Peter Dornauf – 14 October, 2024
When it comes to singular graphite portraits on paper, Shepherd has allowed himself a greater degree of impishness, employing your standard art tropes appropriated from the stables of Picasso as well as the Surrealists. These are studies which in form take the works further away from representation and recall perhaps the practices of Ernst or Masson: part caricature or parody, and going beyond that to a sheer delight in the fanciful and idiosyncratic.
Stuart Shepherd, as part of his work in the field of the arts, has spent a good part of a decade, early this century, promoting other artists’ work, particularly the outsider art variety, often those marginalized by the art world, overlooked and passed over for various reasons. It has taken him to New York City where he has successfully championed the work of a number of self-taught New Zealand artists.
Above and beyond that, his own creative energies have been exercised in a variety of enterprises; for example, being employed as the prop builder for Red Mole, sculptor for Lord of the Rings, as well as the creation of his own kinetic sculpture and installation work. He has also been involved in art teaching roles at Massey, Waikato Wintec and Tauranga Polytech.
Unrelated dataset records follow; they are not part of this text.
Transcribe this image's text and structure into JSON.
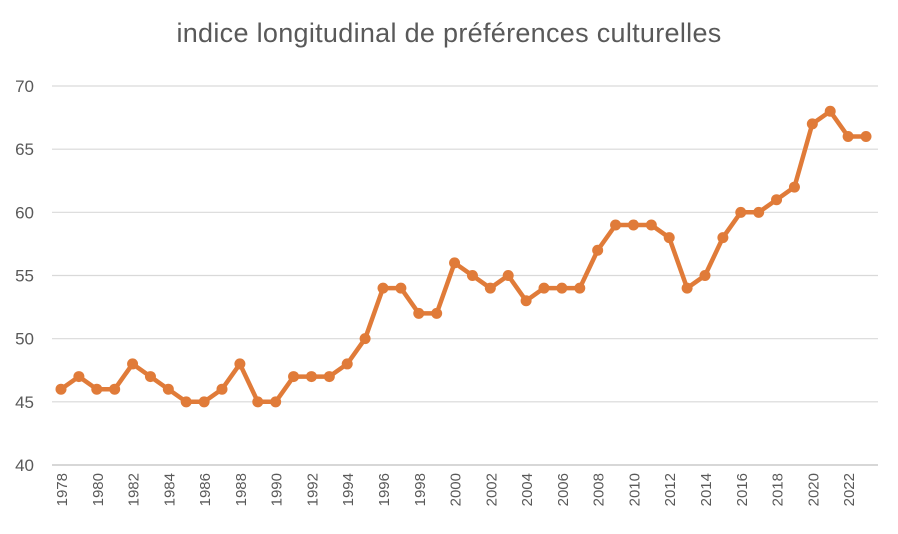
{
  "chart_data": {
    "type": "line",
    "title": "indice longitudinal de préférences culturelles",
    "xlabel": "",
    "ylabel": "",
    "ylim": [
      40,
      70
    ],
    "yticks": [
      40,
      45,
      50,
      55,
      60,
      65,
      70
    ],
    "xticks": [
      1978,
      1980,
      1982,
      1984,
      1986,
      1988,
      1990,
      1992,
      1994,
      1996,
      1998,
      2000,
      2002,
      2004,
      2006,
      2008,
      2010,
      2012,
      2014,
      2016,
      2018,
      2020,
      2022
    ],
    "grid": true,
    "legend": "none",
    "color": "#e07b39",
    "x": [
      1978,
      1979,
      1980,
      1981,
      1982,
      1983,
      1984,
      1985,
      1986,
      1987,
      1988,
      1989,
      1990,
      1991,
      1992,
      1993,
      1994,
      1995,
      1996,
      1997,
      1998,
      1999,
      2000,
      2001,
      2002,
      2003,
      2004,
      2005,
      2006,
      2007,
      2008,
      2009,
      2010,
      2011,
      2012,
      2013,
      2014,
      2015,
      2016,
      2017,
      2018,
      2019,
      2020,
      2021,
      2022,
      2023
    ],
    "series": [
      {
        "values": [
          46,
          47,
          46,
          46,
          48,
          47,
          46,
          45,
          45,
          46,
          48,
          45,
          45,
          47,
          47,
          47,
          48,
          50,
          54,
          54,
          52,
          52,
          56,
          55,
          54,
          55,
          53,
          54,
          54,
          54,
          57,
          59,
          59,
          59,
          58,
          54,
          55,
          58,
          60,
          60,
          61,
          62,
          67,
          68,
          66,
          66
        ]
      }
    ]
  }
}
Now, for the first time, Shepherd has ventured into the genre of painting, exhibiting his first show at Chris Meek Studio Gallery, in Raglan where he now resides. These paintings, mostly acrylic on paper, focus on narrative, sometimes based on events that actually happened in his residential environs, or being purely creative scenarios conjured out of a fervid imagination, but placed inside a Raglan setting. A third variation comes from events that did take place, but were incidents that occurred in his past, reaching back to the time when he was just a boy.
As he wryly observes, getting up into the high numbers can alter one’s perspective, creating a more rearview take on matters.
These little dramas - a capsized boat, hooking a stingray, an imagined baptism under a bridge — get painted up in a style that floats somewhere between comicbook illustration and expressionist artwork. There is something in Shepherd’s creations that might be recognized in the aesthetic of various comics, along with little hints of things thrown up from a Clairmont palette or Dolezel composition. Their tone is often playful, even whimsical, while the form is characterised by stylization, simplification and calculated exaggeration.
Dramatic contrasting tones are used where red and black predominate. These help provide a unifying minimalist look to the paintings and their overall presentation.
The figures in these works are often twisting and cavorting and are inventively composed, particularly in one work drawn from childhood memory that depicts a boy throwing stones at a bull. Here both the colours and configuration are reminiscent of the early figurative work of Jackson Pollock, particularly his work, Bull’s Head, although Shepherd’s treatment is completely comic in contrast to the American’s overwrought mythical allusions. In Shepherd’s version there is nothing of the tragic journey inside the minotaur’s labyrinth and Pollock’s tormented personal associations. It is simply the artist happily recalling an incident from childhood of teasing an animal - throwing stones at the beast—so it charged a fence in response.
What we get is something in the New Zealand vernacular style that might provoke memories of Murray Ball, but with more compositional inventiveness and more painterly effects.
When it comes to singular graphite portraits on paper, Shepherd has allowed himself a greater degree of impishness, employing your standard art tropes appropriated from the stables of Picasso as well as the Surrealists. These are studies which in form take the works further away from representation and recall perhaps the practices of Ernst or Masson: part caricature or parody, and going beyond that to a sheer delight in the fanciful and idiosyncratic.
It will be interesting to see where Shepherd goes with his painting next, especially if he continues to profitably blend the Picassoesque and Surrealist styles in a kind of marriage.